Ese joven de casi seis pies de altura y 180 libras no había llegado para rendirse, y el incidente de los dientes no iba a detenerlo. En el partido contra la Universidad de North Carolina quedó fuera durante dos jugadas, pero luego regresó al terreno y continuó, contó Álvarez a el Nuevo Herald a propósito de un documental sobre su vida, The All-American Cuban Comet, que estrena y presenta en varias ocasiones esta semana SEC Network, de ESPN.

El documental, que como describe su director, Gaspar González, es una historia de inmigrantes, de éxito, pero también de enfrentamiento al racismo y de lucha por ser aceptado de alguien que es diferente, llega en un momento clave por las recientes polémicas por la participación de atletas en diversas formas de protestas políticas.

“Si te callas, estás diciendo que eso está bien”, es una de las frases de condena a quienes guardan silencio ante las injusticias que Álvarez, hoy un prominente abogado, dice en el documental.

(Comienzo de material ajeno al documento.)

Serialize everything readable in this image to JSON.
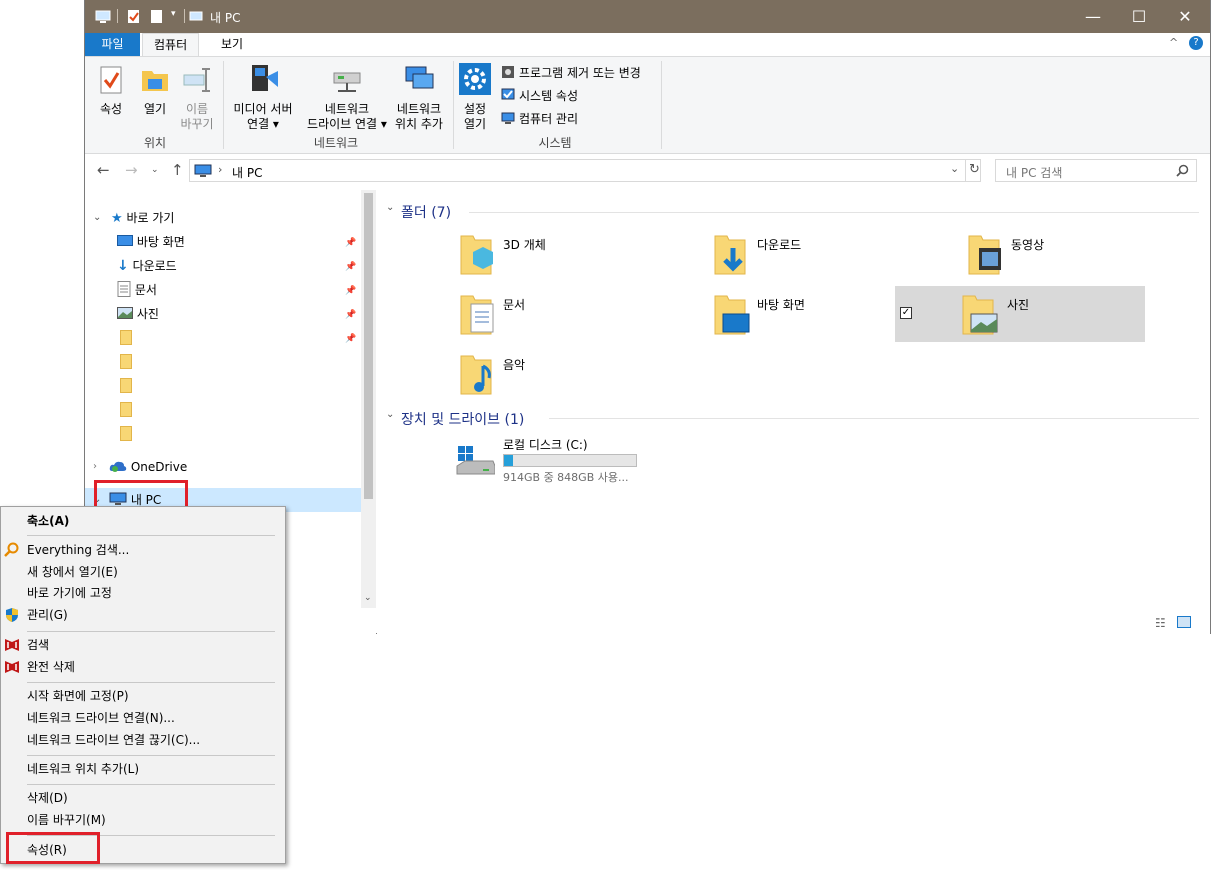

Álvarez señaló que su entrada en 1968 a la Universidad de la Florida tuvo de trasfondo acontecimientos como la guerra de Vietnam, el asesinato de Martin Luther King y las luchas por los derechos civiles. La llegada al equipo de los primeros jugadores afroamericanos, Willie Jackson y Leonard George, no se produjo hasta 1970. Esta situación siempre molestó a Álvarez, que veía que él, que ni siquiera era ciudadano norteamericano, podía jugar, y que los afroamericanos, que eran enviados a combatir en la guerra, no podían formar parte del equipo.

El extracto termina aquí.